If you are a wine lover, you may be wondering why wine is stored in barrels, and what happens during the storage time to make the wine age and become so tasteful. The theory behind wine barrels is centuries old and allows small amounts of evaporation to take place during the aging process.
Oak barrels are especially a popular choice as they leave their unique taste in the wine. Wine that is aged in oak barrels tends to develop a slight vanilla flavor. There are two big differences in the wood preparation and techniques of barrel construction that affect the way the staves are prepared. One way is to let the wood air-dry for up to 2 years to develop the ideal seasoning.

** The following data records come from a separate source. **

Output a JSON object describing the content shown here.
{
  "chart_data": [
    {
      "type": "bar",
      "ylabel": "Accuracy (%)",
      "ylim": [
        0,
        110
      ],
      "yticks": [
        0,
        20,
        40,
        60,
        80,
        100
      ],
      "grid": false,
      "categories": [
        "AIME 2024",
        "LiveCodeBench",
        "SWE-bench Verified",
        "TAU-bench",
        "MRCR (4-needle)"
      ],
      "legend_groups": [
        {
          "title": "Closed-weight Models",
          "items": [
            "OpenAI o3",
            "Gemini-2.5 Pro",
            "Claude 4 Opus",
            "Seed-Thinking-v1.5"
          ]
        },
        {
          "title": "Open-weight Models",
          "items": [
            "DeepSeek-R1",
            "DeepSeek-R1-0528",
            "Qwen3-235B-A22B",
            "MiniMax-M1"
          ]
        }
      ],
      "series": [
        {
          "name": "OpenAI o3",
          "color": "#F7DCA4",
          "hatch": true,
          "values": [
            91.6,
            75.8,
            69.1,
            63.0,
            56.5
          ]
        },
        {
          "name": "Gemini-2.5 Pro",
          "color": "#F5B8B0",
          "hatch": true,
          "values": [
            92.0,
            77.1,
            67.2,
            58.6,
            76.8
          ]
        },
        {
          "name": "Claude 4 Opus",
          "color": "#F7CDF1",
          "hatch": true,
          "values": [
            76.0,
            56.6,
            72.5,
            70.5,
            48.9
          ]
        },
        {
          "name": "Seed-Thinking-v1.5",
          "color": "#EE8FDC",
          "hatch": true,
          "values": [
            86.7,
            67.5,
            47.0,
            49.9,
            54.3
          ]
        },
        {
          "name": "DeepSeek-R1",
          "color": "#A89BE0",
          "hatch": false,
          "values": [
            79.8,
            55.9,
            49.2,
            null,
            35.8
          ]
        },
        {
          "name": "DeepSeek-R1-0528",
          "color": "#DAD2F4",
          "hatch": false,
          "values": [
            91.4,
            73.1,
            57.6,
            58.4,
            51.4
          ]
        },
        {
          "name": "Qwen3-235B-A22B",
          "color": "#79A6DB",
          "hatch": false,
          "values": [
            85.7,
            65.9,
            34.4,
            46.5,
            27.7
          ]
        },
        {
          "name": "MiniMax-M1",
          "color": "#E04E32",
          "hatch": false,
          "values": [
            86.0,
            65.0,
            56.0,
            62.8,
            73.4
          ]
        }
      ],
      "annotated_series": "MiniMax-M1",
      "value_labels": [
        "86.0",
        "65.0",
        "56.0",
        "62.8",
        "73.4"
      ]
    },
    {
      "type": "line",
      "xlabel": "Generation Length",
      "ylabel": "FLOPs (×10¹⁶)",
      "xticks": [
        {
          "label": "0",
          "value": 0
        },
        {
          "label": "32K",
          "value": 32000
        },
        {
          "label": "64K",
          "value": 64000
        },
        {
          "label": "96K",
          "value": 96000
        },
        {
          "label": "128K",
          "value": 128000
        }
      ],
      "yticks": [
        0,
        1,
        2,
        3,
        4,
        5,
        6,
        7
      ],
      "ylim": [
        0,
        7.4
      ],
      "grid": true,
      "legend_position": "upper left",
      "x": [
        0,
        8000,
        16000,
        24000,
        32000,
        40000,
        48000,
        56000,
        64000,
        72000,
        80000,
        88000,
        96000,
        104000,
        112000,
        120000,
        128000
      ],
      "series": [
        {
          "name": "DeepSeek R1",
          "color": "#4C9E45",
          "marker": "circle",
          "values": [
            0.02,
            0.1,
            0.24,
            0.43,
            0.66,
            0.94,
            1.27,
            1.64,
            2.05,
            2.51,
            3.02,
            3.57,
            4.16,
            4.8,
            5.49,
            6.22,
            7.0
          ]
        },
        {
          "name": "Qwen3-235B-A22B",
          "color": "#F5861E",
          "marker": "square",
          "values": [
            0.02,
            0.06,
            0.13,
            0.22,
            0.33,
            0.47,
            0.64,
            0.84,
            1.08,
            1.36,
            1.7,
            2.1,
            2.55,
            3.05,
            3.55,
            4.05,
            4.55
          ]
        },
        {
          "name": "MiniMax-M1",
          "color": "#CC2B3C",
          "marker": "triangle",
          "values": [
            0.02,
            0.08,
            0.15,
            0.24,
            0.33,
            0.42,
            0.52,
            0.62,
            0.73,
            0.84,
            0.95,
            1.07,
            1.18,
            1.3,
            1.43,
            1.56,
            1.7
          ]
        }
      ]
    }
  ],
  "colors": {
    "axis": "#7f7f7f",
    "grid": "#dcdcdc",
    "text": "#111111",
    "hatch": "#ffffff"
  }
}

The other method is using a kiln drying method to season the wood. The staves for whiskey barrels are sawn instead of being split. Traditional French barrel makers split the wood right along the grain which creates more subtle effects to the wine.
In the construction process of the barrel, when the barrel is partially intact, it is placed over a wood fire stove. The inside of the barrel is allowed to be charred. The amount of charring in the barrel affects the properties of the wine that is being aged in them.
There are many different sizes of barrels used in wine making and also varying degrees of thickness that all account for the different types of wine stored in them and the end result of the wine after it is properly aged.
Before wine is stored in the oak barrels it is typically fermented in stainless steel tanks. Chardonnay and Pinot Noir are two grape varieties often fermented and aged using the same oak barrels which creates a stronger oak taste.
Although various techniques have been developed to extend the use of barrels, the traditional methods are proven to work and create full-flavored, delicious wine. There have been improvements and changes in techniques that have been implemented and add to the overall taste and process of aging the wine.